Życie w UK
Czy Polacy z UK, którzy przylecieli do kraju w grudniu 2020 są WINNI sprowadzenia brytyjskiej mutacji do Polski?
Polacy w kraju obwiniają rząd za sprowadzenie do kraju brytyjskiej mutacji koronawirusa, gdy w grudniu zezwolił on dziesiątkom tysięcy polskich emigrantów z UK na przylot na święta. "Po co zwozili ludzi z Wielkiej Brytanii?!" – czytamy w social mediach komentarze wściekłych Polaków.
Polska znajduje się na progu wprowadzenia całkowitego lockdownu. Od minionej soboty, 20 marca, w kraju obowiązują zaostrzone restrykcje, ale w związku z ciągle rosnąćą liczbą zakażeń Covid-19 już teraz mówi się o wprowadzeniu jeszcze bardziej rygorystycznych środków. Czy czeka nas "twardy" lockdown? Wczoraj premier Mateusz Morawiecki zadeklarował, iż "o nowych obostrzeniach poinformujemy najpóźniej w czwartek". Nowe restrykcje obejmą "tydzień poprzedzający święta i tydzień po świętach", jak uzupełniał szef rządu.
Świąteczne powroty Polaków z UK przyczyną trzeciej fali koronawirusa w Polsce?

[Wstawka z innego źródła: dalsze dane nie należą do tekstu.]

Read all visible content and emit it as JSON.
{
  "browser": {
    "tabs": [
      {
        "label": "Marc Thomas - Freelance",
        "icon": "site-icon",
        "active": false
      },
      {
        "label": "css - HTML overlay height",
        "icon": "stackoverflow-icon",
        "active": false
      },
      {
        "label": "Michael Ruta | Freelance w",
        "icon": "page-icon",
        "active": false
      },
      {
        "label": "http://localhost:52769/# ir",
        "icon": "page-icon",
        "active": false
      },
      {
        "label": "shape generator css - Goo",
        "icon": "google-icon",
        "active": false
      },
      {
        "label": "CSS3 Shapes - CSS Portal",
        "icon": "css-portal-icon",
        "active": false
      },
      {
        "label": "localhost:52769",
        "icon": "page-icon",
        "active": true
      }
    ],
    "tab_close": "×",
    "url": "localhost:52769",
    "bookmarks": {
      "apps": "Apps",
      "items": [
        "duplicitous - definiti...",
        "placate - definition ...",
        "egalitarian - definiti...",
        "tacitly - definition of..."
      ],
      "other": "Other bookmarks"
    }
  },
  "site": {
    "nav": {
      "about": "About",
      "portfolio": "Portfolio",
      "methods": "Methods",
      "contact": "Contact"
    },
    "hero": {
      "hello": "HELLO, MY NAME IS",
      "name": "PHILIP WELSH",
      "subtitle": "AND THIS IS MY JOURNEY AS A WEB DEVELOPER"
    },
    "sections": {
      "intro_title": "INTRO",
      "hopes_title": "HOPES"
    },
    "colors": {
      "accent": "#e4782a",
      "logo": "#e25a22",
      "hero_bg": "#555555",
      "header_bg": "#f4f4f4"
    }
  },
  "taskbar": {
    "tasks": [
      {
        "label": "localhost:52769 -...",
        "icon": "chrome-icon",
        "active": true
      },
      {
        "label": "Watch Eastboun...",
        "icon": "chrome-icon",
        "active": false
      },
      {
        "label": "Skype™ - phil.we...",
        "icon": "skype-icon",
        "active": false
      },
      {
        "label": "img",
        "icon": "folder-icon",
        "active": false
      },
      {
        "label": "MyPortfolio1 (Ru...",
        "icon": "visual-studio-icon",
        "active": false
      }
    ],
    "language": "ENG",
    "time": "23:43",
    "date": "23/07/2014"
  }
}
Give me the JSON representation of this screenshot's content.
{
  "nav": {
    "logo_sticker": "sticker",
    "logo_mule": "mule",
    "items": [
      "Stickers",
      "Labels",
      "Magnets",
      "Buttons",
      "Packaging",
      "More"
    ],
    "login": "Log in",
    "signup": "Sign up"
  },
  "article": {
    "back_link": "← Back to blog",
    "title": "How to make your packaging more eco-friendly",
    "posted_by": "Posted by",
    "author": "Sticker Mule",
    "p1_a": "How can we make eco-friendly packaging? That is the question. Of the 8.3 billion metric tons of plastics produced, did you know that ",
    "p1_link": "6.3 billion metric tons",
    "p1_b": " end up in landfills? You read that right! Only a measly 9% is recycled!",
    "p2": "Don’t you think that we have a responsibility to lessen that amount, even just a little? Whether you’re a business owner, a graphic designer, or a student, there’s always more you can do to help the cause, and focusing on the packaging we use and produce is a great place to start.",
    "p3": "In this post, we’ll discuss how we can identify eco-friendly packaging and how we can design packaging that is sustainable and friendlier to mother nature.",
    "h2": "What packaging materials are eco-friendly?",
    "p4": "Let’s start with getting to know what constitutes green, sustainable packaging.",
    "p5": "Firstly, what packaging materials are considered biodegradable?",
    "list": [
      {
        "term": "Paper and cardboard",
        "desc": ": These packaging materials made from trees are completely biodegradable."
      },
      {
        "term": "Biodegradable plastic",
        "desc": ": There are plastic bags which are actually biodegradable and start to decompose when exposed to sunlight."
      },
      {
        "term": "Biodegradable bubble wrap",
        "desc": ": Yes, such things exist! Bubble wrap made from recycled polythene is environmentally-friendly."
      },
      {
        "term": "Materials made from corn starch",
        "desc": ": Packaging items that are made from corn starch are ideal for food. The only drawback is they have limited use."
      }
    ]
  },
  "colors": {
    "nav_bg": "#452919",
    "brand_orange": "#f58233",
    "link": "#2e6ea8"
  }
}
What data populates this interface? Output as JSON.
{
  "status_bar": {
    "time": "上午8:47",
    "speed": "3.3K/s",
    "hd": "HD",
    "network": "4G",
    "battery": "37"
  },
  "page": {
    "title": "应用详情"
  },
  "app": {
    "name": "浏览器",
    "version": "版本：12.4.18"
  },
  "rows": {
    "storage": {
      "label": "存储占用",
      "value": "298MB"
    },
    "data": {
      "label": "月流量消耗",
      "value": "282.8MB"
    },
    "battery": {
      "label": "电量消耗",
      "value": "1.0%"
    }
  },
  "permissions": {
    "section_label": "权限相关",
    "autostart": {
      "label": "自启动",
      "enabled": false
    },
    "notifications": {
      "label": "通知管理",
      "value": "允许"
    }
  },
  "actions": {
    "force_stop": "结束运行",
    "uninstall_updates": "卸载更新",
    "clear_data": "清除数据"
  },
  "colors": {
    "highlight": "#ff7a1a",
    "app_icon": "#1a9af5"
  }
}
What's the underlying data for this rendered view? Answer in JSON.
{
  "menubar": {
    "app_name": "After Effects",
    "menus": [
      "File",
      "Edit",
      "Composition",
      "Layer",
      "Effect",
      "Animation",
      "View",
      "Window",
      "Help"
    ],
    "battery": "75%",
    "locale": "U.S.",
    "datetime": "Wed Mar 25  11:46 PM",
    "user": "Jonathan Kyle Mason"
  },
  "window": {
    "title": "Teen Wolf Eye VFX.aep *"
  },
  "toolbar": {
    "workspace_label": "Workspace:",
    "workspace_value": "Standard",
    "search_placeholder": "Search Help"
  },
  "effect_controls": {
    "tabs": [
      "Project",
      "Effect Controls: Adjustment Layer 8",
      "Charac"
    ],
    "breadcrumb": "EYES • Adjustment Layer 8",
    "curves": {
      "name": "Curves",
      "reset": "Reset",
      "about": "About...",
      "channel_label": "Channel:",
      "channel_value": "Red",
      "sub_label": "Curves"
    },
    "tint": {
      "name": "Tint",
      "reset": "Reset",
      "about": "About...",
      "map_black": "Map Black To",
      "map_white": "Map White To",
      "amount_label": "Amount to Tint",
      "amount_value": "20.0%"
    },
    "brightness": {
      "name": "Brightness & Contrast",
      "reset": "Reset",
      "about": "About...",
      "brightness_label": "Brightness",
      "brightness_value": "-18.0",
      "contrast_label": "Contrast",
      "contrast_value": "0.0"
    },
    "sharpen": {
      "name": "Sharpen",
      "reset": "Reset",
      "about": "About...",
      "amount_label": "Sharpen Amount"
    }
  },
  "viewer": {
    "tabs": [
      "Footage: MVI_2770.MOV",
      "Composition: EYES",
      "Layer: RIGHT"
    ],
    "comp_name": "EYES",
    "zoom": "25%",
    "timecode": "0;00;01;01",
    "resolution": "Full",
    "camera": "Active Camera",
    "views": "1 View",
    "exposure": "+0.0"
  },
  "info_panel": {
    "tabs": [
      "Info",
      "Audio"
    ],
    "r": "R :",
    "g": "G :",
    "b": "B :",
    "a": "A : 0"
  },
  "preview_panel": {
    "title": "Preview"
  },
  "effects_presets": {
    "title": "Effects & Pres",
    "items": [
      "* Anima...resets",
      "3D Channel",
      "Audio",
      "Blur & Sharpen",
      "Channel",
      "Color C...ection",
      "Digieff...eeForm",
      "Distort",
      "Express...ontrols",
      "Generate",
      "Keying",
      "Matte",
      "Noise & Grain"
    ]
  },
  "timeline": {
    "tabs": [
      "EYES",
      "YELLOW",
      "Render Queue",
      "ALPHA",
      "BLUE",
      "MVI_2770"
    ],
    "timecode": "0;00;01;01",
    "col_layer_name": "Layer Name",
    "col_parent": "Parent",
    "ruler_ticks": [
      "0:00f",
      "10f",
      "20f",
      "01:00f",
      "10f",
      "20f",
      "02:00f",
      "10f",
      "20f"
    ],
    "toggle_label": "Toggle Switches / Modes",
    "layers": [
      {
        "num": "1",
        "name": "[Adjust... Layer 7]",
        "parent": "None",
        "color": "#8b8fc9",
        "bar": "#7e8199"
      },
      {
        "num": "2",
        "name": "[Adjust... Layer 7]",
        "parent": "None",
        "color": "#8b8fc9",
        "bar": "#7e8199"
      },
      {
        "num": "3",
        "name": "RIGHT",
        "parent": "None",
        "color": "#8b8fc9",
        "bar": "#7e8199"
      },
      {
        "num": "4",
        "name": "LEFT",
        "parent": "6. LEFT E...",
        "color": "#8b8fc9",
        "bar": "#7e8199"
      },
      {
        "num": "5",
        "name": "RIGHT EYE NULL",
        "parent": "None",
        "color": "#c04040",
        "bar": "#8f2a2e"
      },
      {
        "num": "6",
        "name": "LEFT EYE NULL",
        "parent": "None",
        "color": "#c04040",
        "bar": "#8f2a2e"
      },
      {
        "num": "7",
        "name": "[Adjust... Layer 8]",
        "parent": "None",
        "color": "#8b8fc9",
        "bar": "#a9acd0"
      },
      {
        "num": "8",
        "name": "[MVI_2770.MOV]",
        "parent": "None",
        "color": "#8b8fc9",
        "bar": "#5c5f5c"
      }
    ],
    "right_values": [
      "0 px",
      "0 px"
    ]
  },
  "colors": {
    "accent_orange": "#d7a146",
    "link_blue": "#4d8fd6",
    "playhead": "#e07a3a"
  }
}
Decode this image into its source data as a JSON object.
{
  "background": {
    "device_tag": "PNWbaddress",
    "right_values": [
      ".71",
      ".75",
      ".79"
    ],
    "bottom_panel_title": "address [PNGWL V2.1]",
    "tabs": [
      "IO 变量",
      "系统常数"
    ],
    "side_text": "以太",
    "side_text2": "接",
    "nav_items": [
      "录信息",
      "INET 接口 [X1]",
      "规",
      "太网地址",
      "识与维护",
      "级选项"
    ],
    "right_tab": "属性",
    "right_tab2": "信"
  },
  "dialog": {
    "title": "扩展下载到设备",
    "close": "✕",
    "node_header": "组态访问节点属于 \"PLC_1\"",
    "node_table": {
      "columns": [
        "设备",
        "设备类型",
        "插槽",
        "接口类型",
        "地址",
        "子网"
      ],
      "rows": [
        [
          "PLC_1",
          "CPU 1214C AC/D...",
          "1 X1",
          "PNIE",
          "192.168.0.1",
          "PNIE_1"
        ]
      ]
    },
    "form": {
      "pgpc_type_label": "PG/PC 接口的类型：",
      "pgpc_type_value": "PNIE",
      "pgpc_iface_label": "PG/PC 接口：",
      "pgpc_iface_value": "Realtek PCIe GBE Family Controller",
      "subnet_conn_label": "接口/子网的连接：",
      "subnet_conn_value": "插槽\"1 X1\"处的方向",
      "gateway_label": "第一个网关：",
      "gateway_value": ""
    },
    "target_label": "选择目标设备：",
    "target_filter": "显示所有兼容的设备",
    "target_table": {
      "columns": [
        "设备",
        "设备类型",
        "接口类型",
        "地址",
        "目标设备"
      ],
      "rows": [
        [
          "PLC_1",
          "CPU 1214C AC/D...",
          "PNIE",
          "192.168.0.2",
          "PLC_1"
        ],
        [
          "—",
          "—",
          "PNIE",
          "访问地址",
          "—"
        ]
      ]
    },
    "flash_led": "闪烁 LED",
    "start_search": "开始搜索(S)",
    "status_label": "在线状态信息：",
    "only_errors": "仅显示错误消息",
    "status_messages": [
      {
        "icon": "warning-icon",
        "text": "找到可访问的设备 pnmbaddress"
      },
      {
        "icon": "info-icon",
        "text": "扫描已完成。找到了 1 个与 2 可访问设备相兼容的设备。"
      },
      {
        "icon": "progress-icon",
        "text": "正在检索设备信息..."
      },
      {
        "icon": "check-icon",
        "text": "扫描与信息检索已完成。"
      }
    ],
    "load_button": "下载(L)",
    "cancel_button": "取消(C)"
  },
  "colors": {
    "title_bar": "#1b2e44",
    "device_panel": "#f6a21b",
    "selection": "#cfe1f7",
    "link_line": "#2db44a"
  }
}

W obecnej chwili aż 80% zakażeń w Polsce to przypadki brytyjskiej mutacji. Za obecną sytuację epidemiologiczną w kraju odpowiedzialność może ponosić obecny rząd, ponieważ w grudniu 2020 roku w obliczu rozprzestrzeniania się nowego wariantu podjęto decyzję o… "zwożeniu" Polaków z UK do Polski. Samoloty LOT`u i innych linii przed świętami Bożego Narodzenia przetransportowały tysiące, jeśli nie dziesiątki tysięcy naszych rodaków nad Wisłę. Dość powiedzieć, że LOT wysłał po emigrantów największą maszynę w swojej flocie, a więc Boeinga 787-9 Dreamliner. Po przekroczeniu polskiej granicy nie wymagano żadnych testów, ani kwarantanny. Władze jedynie apelowały o zgłaszanie do się sanepidu…
Czy to właśnie wtedy Polacy przylatujący z UK "przywlekli" do kraju brytyjską mutację? Dla pełnego kontekstu warto w tym miejscy przytoczyć w jaki sposób zachowały się inne europejskiej kraje. Kiedy Polska z otwartymi ramiona przyjmowała swoich emigrantów, cała Europa zamykała swoje połączenia lotnicze z Wyspą.
"Po co zwozili ludzi z Wielkiej Brytanii?!"
"Po co było ich ściągać? Przecież to jest proszenie się o nieszczęście. Rozumiem, że ktoś chce sobie kupić punkty procentowe w rankingach, że np. wybuchł wulkan i ściągamy kogoś dajmy na to z Indonezji. Ale jeżeli mamy pandemię i w tym momencie ściągamy ludzi bez jakiegokolwiek testowania, z aktualnie najbardziej zagrożonego regionu, to jest to po prostu absolutnie nieodpowiedzialne" – komentował dr hab. Tomasz Dzieciątkowski, wirusolog z Warszawskiego Uniwersytetu Medycznego dla portalu "naTemat".
Czy nabierająca rozpędu trzecia fala epidemii w Polsce jest pokłosiem świąteczno-noworocznych wizyt emigrantów z UK w kraju? Trudno w tej kwestii stawiać tak jednoznaczną diagnozę, bo "prędzej czy później wariant brytyjski i tak trafiłby do Polski", jak uzupełnia Dzieciątkowski. "Natomiast tamta decyzja była absolutnie nieodpowiedzialna" – dodaje. Nie ma zatem wątpliwości, że decyzja rządu w tamtej kwestii była po prostu błędna.
Internauci z Polski są wściekli na swój rząd
Polacy mieszkający w Polsce nie mają litości dla obecnych władz. "Może warto przypomnieć PiS`owi, kto zorganizował wielką, patriotyczną akcję sprowadzenia do Polski na Święta 10 tysięcy Polaków z Wielkiej Brytanii bez żadnej kontroli epidemiologicznej?", "szkoda, że przed Gwiazdką nie mieliście refleksji ściągając Polaków samolotami z Wielkiej Brytanii bez testowania, to Wy spowodowaliście III falę brytyjskim koronawirusem!" – takich głosów nie brakuje w mediach społecznościowych… Polacy są wściekli nie tylko na swoich rodaków z UK, ile na rząd i jego decyzję.